Basic Block ‘training’: how to do it

When you are following the block training concepts, you won’t even feel like you are working out since they are so straightforward and easy to understand. Because there are no intervals, power metres, or heart rate monitors, you freeriders may relax and stop worrying about being hurt.

  • Day 1: Ride for x minutes balls out. ‘X’ should be the longest period that you can devote to riding on a given day. For me it was about 1.5 hours. What does balls out mean? Whatever you want it to mean. Just ride harder than you would at easy or medium.
  • Day 2: Ride for 75% of x minutes, balls out. Attempt to maintain the same intensity as the day before. Because you are riding for a shorter period of time you can do it. I’d do an hour.
  • Day 3: Ride for 50% of x minutes, balls out. This last day try to go hard. It is going to hurt but just try your best. I’d go for a hard 45 minute ride.
  • Day 4, Day 5: Rest. Do nothing.

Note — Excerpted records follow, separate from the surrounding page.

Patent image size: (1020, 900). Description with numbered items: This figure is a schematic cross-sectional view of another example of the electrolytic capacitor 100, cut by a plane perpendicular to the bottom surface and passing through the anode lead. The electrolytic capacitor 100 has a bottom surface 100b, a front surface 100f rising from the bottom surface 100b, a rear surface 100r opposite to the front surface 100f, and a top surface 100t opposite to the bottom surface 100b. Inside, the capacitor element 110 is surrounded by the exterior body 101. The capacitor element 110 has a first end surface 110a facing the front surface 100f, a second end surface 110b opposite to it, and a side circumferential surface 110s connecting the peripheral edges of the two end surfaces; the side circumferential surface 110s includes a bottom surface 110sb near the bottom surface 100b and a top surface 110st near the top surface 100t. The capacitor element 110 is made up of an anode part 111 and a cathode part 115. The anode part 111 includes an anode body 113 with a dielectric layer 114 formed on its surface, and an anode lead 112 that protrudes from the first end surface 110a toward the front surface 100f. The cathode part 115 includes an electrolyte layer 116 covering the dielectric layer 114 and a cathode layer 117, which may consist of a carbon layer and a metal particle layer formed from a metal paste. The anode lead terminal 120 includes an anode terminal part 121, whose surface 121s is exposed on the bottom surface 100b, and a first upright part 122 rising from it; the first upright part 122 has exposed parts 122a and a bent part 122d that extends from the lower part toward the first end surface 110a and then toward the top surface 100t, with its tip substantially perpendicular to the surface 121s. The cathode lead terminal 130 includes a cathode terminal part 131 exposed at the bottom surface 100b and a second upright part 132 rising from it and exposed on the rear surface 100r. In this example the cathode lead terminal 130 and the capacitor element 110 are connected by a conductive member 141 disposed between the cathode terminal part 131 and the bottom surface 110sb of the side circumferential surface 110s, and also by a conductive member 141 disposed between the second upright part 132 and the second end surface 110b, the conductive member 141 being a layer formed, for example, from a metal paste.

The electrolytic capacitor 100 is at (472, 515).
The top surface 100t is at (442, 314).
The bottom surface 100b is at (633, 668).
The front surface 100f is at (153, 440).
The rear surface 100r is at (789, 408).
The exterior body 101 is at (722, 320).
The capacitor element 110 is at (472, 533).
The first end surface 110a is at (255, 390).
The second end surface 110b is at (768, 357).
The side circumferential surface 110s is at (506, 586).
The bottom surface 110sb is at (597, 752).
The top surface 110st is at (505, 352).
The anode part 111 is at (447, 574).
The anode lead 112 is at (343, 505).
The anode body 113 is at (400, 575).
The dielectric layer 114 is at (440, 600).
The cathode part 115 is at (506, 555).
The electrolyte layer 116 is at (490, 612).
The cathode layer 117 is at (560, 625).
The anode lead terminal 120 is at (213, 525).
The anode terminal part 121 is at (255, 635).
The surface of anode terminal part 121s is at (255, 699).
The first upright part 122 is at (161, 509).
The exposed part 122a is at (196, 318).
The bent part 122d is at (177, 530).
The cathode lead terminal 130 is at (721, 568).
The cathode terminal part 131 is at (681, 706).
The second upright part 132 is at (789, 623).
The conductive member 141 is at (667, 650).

Spend your time with your family. If you need to get on a bike, commute to work or go for a spin around the block. And imagine your significant other’s surprise when you schedule your rest days for the weekend!
  • Day 6: Easy but not too easy. This day was designed to get my legs back underneath me as a means of preparing for repeating the cycle. I’d try to go for 45 minutes and try to gauge if my legs were ready to go again the next day. If not I’d take another easy day.

Repeat for 3 weeks then take an easy week. Basically cut all the durations by half or more but try to maintain some intensity.

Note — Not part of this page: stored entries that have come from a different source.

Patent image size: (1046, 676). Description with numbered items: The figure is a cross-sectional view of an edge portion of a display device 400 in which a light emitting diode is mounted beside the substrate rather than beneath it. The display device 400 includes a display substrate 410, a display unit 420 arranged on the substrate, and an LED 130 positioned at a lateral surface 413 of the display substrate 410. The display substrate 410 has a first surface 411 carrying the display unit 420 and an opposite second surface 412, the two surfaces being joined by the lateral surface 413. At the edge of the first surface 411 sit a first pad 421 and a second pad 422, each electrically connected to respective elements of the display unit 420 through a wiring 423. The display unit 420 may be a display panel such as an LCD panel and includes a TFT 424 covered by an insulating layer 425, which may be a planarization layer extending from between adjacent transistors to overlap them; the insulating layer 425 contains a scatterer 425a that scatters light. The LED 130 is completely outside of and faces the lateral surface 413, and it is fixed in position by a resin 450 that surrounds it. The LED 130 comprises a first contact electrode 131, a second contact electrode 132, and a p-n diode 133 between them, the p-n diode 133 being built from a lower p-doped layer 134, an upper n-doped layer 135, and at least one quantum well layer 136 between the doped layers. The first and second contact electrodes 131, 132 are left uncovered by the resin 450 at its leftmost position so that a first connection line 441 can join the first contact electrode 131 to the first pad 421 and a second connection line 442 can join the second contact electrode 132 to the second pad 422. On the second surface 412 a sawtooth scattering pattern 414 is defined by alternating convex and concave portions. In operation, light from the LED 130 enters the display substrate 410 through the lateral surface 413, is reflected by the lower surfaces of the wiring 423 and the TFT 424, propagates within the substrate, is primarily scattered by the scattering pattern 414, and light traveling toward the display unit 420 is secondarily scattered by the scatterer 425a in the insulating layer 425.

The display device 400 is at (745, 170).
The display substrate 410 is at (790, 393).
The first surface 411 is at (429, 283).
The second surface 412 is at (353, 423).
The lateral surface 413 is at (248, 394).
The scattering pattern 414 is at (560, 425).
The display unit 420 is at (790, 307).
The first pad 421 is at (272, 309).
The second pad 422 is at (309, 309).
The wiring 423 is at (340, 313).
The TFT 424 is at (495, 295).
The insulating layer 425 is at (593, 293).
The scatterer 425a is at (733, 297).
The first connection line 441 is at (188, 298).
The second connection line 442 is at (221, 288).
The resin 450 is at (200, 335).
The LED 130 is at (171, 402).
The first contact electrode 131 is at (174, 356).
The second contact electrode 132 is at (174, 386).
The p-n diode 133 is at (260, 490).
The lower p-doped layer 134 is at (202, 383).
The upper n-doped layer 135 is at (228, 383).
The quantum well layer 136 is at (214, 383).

After about six weeks of using this type of schedule I was totally floored by my progress. All of a sudden I could go out with friends and hammer again. Sure it wasn’t like it used to be when I’d ride epics all weekend and race. But by golly if I wasn’t having fun again. Obviously there are limitations to what I could handle: after two hours or so, I’d start to fade fast.

Another benefit from this type of training is the ’stage race effect’. This effect was hammered home on a weekend when I was fortunate enough to join one of the mountain biking trips my friends did. You know, the kind of weekened where you go to a cabin and ride Friday night, Saturday morning, Saturday afternoon, Saturday night, Sunday morning, and then drive home. After the block scheduling I found myself riding really well over consecutive days and, since all the other people on the trip still rode like I used to, it was a real confidence boost to hang with them given the relatively limited amount of time I devote to riding.

I cannot emphasize enough what this ‘program’ had done for my happiness.


My kids are older now so I’ve got a little more time to ride, and I’m following a more regimented training plan. However I still incorporate block training principles on the micro level.

Lots of us have limited time to ride and lots of you aren’t interested in structured training programs. But by changing around your schedule just a little bit, you can ride the same amount of time that you are now while seeing some real gains in your level of fitness.

Of course, I am not saying that you can’t have fun just riding along. But, personally, I think it is more fun to ride along just a little bit faster and for a little bit longer.